A la mañana siguiente, día 29, Juan Fernando, resignado —luego de consultar a un abogado—, llamó por teléfono al hospital para saber del estado de su hermana. Y aquí sucede algo inconcebible. El señor que atendía el teléfono le dijo textualmente: «Tenemos absolutamente prohibido dar información sobre esta paciente». A lo que Juan Fernando preguntó si no daban información de ningún paciente o específicamente de su hermana, a lo que contestó el telefonista: «específicamente de esta paciente». «¿Quién ha dado esa orden?», preguntó sorprendido Juan Fernando, a lo que respondió, sorprendentemente, el telefonista que había llegado «de todos lados». Aseguro al lector que así se desarrolló la conversación entre Juan Fernando y el telefonista del hospital, puesto que ésta fue grabada y yo he escuchado este audio y el del día siguiente, que discurrió de la misma manera.

La mañana del 31 de diciembre, Juan Manuel volvió a llamar al hospital. Quien le atendió esta vez sí le informó: «Carmen Marina ha fallecido». Así se enteró la familia de Carmen Marina, discapacitada total, 51 años, ingresada por un chichón en la frente.

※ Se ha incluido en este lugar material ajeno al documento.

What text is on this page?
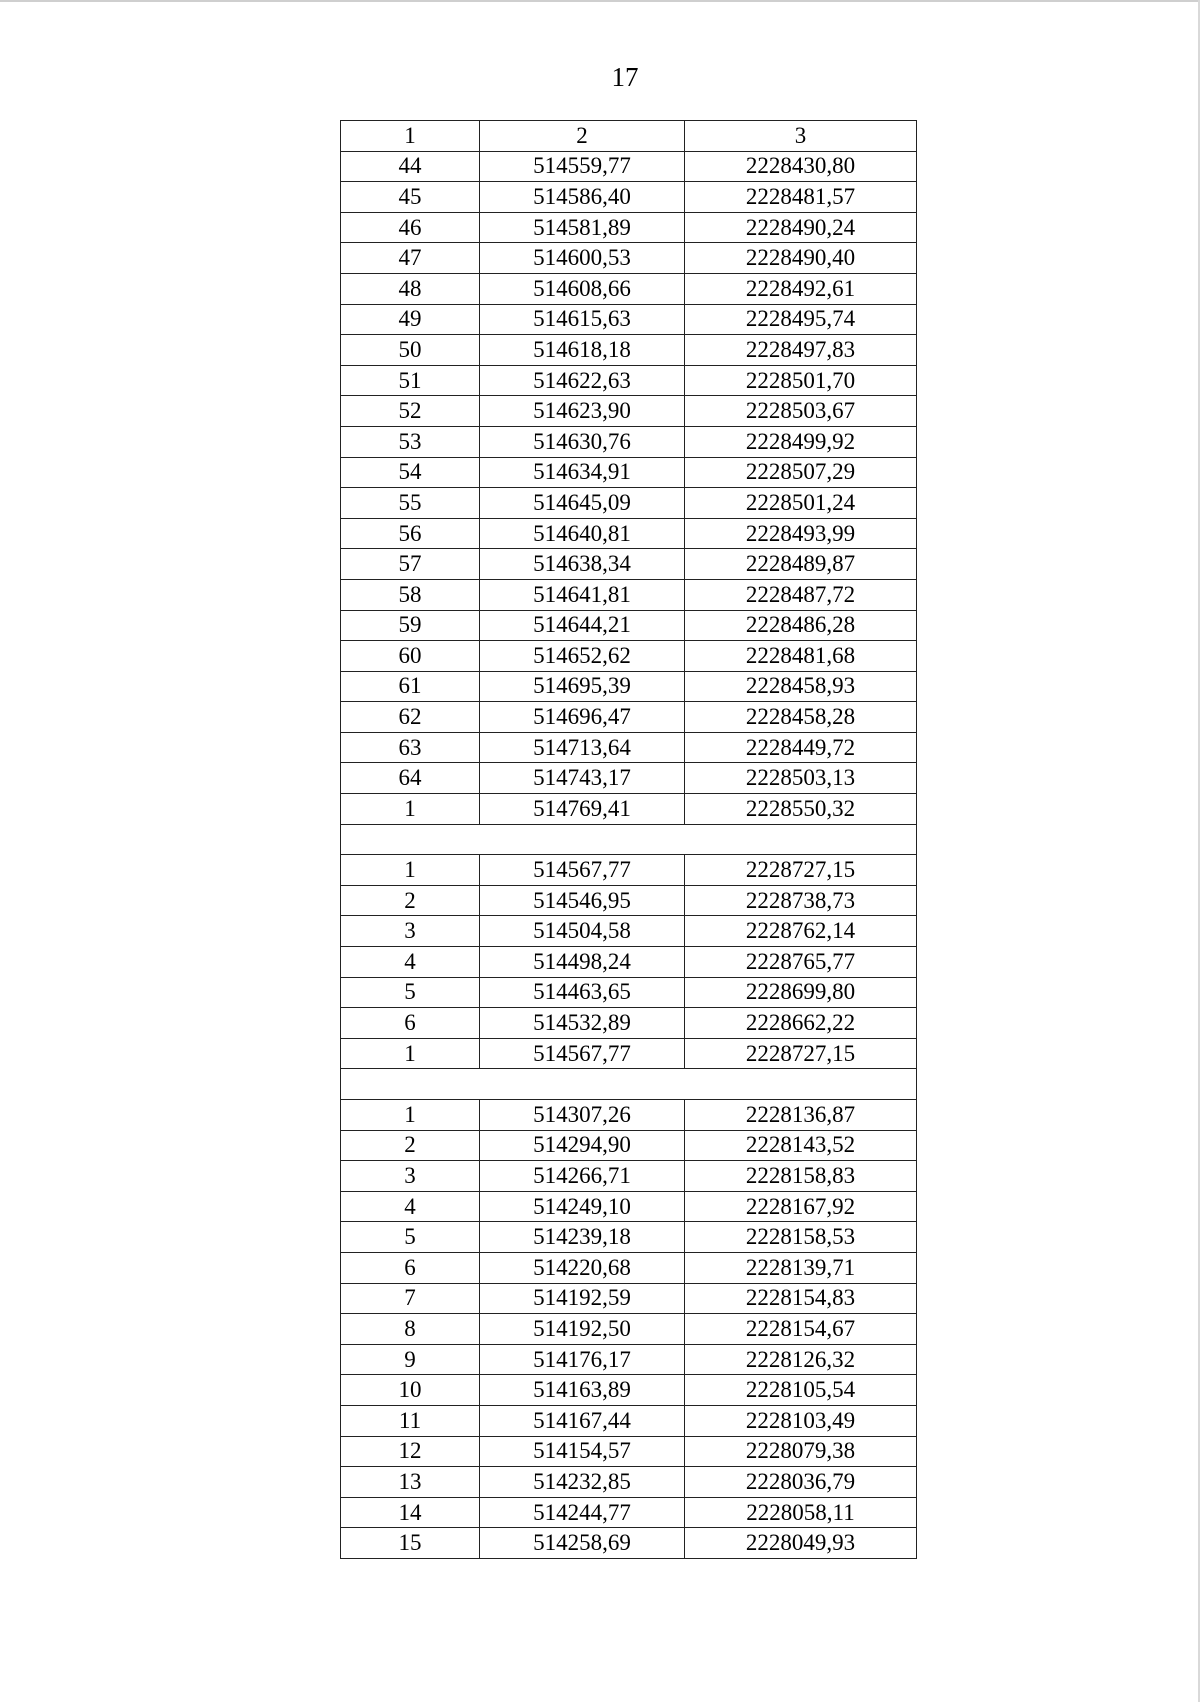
17
1	2	3
44	514559,77	2228430,80
45	514586,40	2228481,57
46	514581,89	2228490,24
47	514600,53	2228490,40
48	514608,66	2228492,61
49	514615,63	2228495,74
50	514618,18	2228497,83
51	514622,63	2228501,70
52	514623,90	2228503,67
53	514630,76	2228499,92
54	514634,91	2228507,29
55	514645,09	2228501,24
56	514640,81	2228493,99
57	514638,34	2228489,87
58	514641,81	2228487,72
59	514644,21	2228486,28
60	514652,62	2228481,68
61	514695,39	2228458,93
62	514696,47	2228458,28
63	514713,64	2228449,72
64	514743,17	2228503,13
1	514769,41	2228550,32

1	514567,77	2228727,15
2	514546,95	2228738,73
3	514504,58	2228762,14
4	514498,24	2228765,77
5	514463,65	2228699,80
6	514532,89	2228662,22
1	514567,77	2228727,15

1	514307,26	2228136,87
2	514294,90	2228143,52
3	514266,71	2228158,83
4	514249,10	2228167,92
5	514239,18	2228158,53
6	514220,68	2228139,71
7	514192,59	2228154,83
8	514192,50	2228154,67
9	514176,17	2228126,32
10	514163,89	2228105,54
11	514167,44	2228103,49
12	514154,57	2228079,38
13	514232,85	2228036,79
14	514244,77	2228058,11
15	514258,69	2228049,93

Después de 40 días en un frigorífico del Hospital Universitario de Canarias, en la isla de Tenerife, ante la negativa del hospital a realizar la autopsia solicitada por la familia de Carmen Marina y ante la negativa de la juez que instruyó las diligencias previas, de la denuncia presentada por la familia, Juan Fernando y Caterina dieron cristiana sepultura a la hermana fallecida, agotados de tanto desamparo. Por cierto, 18.000 € le cobraba a la familia un forense, “por lo privado”.  ¡Cuánta vocación!

Yo me pregunto, ¿quién es una enfermera para negar el cumplimiento de una ley que ampara los derechos de una persona discapacitada y los de su familia, en función de su histérico capricho? ¿Quién dio la orden en el hospital de no dar información alguna sobre Carmen Marina? Y me pregunto también, ¿dónde quedó el sentimiento de humanidad, desaparecido en multitud de médicos y sanitarios en general, según se desprende de tantos casos similares al aquí expuesto?

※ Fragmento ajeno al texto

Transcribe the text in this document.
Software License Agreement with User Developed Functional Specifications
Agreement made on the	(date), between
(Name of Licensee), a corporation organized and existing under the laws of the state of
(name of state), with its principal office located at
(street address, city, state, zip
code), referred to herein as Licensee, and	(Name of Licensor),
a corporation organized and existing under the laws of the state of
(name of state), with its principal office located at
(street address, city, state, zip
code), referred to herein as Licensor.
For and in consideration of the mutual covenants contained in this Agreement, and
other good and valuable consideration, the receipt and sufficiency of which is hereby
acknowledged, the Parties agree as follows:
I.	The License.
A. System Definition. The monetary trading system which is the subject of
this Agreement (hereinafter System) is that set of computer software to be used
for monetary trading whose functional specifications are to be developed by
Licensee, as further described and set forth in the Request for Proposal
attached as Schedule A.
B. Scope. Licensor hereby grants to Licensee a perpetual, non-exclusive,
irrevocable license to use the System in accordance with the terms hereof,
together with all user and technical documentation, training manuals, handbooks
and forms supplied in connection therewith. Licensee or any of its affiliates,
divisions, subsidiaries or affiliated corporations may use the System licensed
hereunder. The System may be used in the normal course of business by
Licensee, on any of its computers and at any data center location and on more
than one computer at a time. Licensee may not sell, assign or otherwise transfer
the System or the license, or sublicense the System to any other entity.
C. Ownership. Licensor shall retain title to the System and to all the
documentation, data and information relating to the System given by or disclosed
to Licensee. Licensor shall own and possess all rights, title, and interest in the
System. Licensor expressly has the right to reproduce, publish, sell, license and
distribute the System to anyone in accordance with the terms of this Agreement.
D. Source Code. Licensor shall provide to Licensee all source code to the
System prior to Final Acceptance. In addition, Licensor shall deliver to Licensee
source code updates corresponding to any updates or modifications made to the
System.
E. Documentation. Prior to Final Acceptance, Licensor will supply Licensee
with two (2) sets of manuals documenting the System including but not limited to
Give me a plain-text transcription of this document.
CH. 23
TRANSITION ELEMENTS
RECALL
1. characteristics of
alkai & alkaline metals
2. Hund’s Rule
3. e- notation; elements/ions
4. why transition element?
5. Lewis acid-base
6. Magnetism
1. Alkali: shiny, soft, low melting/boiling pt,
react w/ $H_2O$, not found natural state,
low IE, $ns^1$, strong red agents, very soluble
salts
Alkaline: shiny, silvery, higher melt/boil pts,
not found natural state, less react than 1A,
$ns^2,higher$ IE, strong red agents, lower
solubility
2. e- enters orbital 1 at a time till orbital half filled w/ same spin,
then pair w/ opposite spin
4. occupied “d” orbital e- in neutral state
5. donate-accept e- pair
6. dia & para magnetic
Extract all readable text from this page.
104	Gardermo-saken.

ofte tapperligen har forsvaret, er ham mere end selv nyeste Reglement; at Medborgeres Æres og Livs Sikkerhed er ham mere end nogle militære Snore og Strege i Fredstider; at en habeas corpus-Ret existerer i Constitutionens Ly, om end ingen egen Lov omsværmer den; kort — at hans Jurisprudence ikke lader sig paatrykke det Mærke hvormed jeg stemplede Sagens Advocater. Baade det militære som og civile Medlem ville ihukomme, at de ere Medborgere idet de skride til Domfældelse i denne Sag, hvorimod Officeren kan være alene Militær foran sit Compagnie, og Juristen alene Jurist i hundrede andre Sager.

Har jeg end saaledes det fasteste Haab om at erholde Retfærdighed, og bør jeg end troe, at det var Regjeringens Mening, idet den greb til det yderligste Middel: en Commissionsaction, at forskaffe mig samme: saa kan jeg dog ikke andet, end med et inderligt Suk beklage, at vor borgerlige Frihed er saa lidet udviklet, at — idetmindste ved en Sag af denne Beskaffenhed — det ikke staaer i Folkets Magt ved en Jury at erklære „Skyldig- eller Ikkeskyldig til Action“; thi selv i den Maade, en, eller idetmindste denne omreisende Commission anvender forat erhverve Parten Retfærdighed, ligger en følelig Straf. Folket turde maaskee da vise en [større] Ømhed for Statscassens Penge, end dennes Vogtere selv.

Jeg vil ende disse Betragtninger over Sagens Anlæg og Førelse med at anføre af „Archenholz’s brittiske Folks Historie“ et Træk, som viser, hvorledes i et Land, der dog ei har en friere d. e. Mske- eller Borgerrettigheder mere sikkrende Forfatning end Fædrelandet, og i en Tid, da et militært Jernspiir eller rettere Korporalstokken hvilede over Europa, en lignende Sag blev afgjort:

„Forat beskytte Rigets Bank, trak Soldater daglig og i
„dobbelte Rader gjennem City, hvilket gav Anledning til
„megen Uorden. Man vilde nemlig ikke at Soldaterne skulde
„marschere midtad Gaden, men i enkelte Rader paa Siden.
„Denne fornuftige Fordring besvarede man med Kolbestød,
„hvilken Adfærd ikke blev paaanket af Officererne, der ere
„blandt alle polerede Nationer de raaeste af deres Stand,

Carmen Marina pasó los últimos días de su vida —turbio final—, sola, sin saber qué hacía en aquel lugar, sin la compañía y el consuelo de su hermano y su cuñada, quienes le había cuidado y amado durante años, una vez fallecieron sus padres. Lo ya evidente es que se han convertido los hospitales en siniestros reinos de taifas, insisto, en los que ciertos sanitarios ejercen de sátrapas, y donde otros observan el aquelarre sin intervenir, mirando a otro lado, desviando la vista, pero abriendo el bolsillo a las primas, puesto que se hace caja a cada ingreso de un paciente por covid, a cada muerte de un paciente por covid o con covid, aunque antes lo haya atropellado un camión. Unos por desalmados adoctrinados, otros por cobardes, muchos, multitud, arrastráis por el fango el juramento hipocrático.